While romance is key in High Seas, the friendships between these women take center stage. Eva’s nuanced relationship with her sister is built upon a foundation of implicit trust and love, and equally complex are the other female characters in their supporting roles, ranging from the lounge-singer Clara to the battered-but-jaded socialite Natalia. All of these women have an intrinsic understanding that the world is biased against their gender. They know that if they want to survive they need to be there for each other, regardless of class.
This dynamic of solidarity plays heavily into the 1940s setting, and the physical set designs of this era are utterly scrumptious. While I initially had questions as to why there was so much wealth floating around so soon after the war (and why so few people were suffering from trauma), it eventually became clear that High Seas is less concerned with grimdark realities and more with romantic comedy. The entire thing is full of slapstick humor.
That said, High Seas did not sacrifice its driving impetus for comedy. It got dark where it needed to get dark, and every scene between Eva and Nicolás oozed sexual tension. Jon Kortajarena was perfectly cast as the aforementioned Nicolás: a rougish seafarer who was plucked from a life of petty thievery by the kind-but-ultimately-misguided Capitán Santiago Aguirre. All of the other characters were perfectly played, too.
No series is perfect, and while I enjoyed this show, there is a subplot in it that gives me pause. It involves the lounge singer, Clara, and the age-old tale of powerful, monied men who use sexual coercion (and outright assault) as a bargaining chip in a woman’s career.
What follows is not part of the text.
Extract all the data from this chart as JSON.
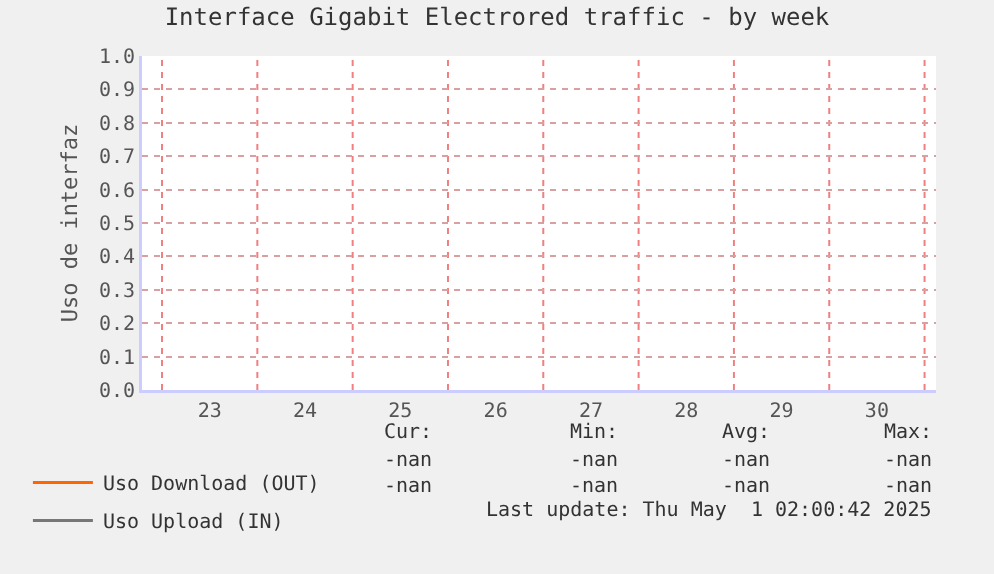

The way this subplot was handled is not nearly as graphic as the overwhelming disappointment that was Into the Forest. Nor does it feel exploitative in how it presents this scene. Unfortunately—because this series is slightly comedic—this element feels out of place and perhaps not handled as sensitively as it could be, due to the lack of gravitas in the series. So it’s prudent to give a mild warning for folks who might be triggered by this content.
One of the mysteries that High Seas delves into—and grapples with—is the legacy of the Nazis and Nazi collaborators, and how so many of them fled to South America after WW2 in an effort to escape justice. The most famous example of this was Josef Mengele, a war criminal and physician at Auschwitz who performed lethal human experiments. He fled to Argentina after the war before eventually relocating to Brazil. Mengele died via stroke in 1979.